Retention Strategies

Retention strategies are policies and plans that organisations follow to reduce employee turnover and attrition and ensure employees are engaged and productive long-term. The key challenge for businesses is ensuring a retention strategy aligns with business goals to ensure maximum return on investment. Corporate social responsibility is a key growth area of retention strategies employees may be more likely to remain with an employer that shows a commitment to the local community or the environment. At the same time, CSR is increasingly aligning with the bottom line as consumers increasingly do business with companies that display strong social responsibility policies.

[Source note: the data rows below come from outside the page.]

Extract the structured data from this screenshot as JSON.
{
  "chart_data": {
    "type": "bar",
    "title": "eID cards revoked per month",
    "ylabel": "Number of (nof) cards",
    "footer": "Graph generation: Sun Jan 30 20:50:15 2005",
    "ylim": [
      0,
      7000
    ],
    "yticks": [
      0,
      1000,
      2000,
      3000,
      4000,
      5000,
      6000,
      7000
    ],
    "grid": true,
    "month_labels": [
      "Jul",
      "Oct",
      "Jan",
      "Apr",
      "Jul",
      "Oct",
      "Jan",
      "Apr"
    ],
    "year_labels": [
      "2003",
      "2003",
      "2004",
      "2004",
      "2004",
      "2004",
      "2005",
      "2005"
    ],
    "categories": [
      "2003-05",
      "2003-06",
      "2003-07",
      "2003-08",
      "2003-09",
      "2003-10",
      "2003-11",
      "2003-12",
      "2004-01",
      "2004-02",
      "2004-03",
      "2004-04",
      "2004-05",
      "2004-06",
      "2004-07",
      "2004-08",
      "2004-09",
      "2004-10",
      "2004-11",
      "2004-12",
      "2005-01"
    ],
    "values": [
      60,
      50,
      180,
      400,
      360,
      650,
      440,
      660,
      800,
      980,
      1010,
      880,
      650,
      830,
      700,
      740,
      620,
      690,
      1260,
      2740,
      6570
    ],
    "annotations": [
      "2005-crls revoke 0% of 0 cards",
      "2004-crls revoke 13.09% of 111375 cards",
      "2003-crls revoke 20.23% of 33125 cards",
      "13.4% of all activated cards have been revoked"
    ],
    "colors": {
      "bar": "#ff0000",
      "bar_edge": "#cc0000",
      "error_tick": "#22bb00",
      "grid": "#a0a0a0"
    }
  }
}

Studies have shown that employees typically follow four primary paths to turnover, each of which has different implications for an organization:

  • Employee dissatisfaction. Attack this issue with traditional retention strategies such as monitoring workplace attitudes and addressing the drivers of turnover.
  • Better alternatives. Retain employees by ensuring that the organization is competitive in terms of rewards, developmental opportunities and the quality of the work environment. Be prepared to deal with external offers for valued employees.
  • A planned change. Some employees may have a predetermined plan to quit (e.g., if their spouse becomes pregnant, if they get a job advancement opportunity, if they are accepted into a degree program). However, increasing rewards tied to tenure or in response to employee needs may alter the plans of some employees. For example, if a company is seeing exits based on family-related plans, more generous parental leave and family-friendly policies may help reduce the impact.
  • A negative experience. Employees sometimes leave on impulse, without any plan for the future. Generally, this is the result of a negative response to a specific action (e.g., being passed over for a promotion or experiencing difficulties with a supervisor). Analyze the types and frequencies of work-related issues that are driving employees to leave. Provide training to minimize prevalent negative interactions (e.g., harassment, bullying, or unfair and inconsistent treatment) and provide support mechanisms to deal with those problems (e.g., conflict resolution procedures, alternative work schedules or employee assistance programs).

Additional predictors of turnover that merit careful attention include:

  • Organizational commitment and job satisfaction.
  • Quality of the employee-supervisor relationship.
  • Role clarity.
  • Job design.
  • Workgroup cohesion.

Following are some of the employment practices which will help create an impact on employee retention:

  • Recruitment and Hiring: Right and correct resource should be hired in the first place. It calls for quite a lot of time and effort. When the bond between the employees and the organization is cordial and the mix between the required skill set for a particular job requirement is also right, retention is less likely to be an issue.
  • Orientation and Onboarding: Treating employees the right way in the early stages of employment is vital and enhances retention.
  • Training and Development: Training and development are the key factors in helping employees grow with your company and stay marketable in their field.
  • Performance Evaluation: When employees are aware of what they are doing and the areas they need to improve on, it is beneficial both for the organization and the employee.
  • Pay and Benefits: While today many employees tend to rate factors such as career development higher than pay, good pay and benefits still count to be the deciding factors for employee retention.
  • Internal Communication: Effective communication will help reduce the communication gap in an organization and curb employee attrition. Employees need to know and be reminded on a regular basis how the organization is doing and what they can do to help.
  • Termination and Outplacement: Employees who leave on good terms are much more likely to recommend your company, and in doing so, help you attract and retain future employees.

Broad-based strategies

Broad-based strategies are directed at the entire organization or at large subsystems and are intended to address overall retention rates. Examples include providing across-the-board market-based salary increases, changing the hiring process to incorporate retention-related criteria and improving the work environment.  

The data needed to help a company determine which broad-based strategies to implement typically come from three places:

  • Retention research can shed valuable light on the primary drivers of turnover. Attendance at conferences and membership in professional associations such as SHRM can provide access to the latest research on turnover and retention.
  • Effective practices encompass the strategies that other organizations are using and are finding effective or ineffective.
  • Benchmarking surveys can provide information about how a company compares to competitors on issues such as pay, benefits, bonus plans and the like.

Targeted strategies

Targeted strategies are based on data from several key sources, including organizational exit interviews, post-exit interviews, stay interviews, employee focus groups, predictive turnover studies and other qualitative studies. This information can lead an organization to determine more specifically where a problem exists and to develop highly relevant and linked strategies to address the issue. For example, if female professionals are departing the organization in significant numbers, a company could review common reasons that women give for leaving a company and develop strategies to specifically deal with this group of employees.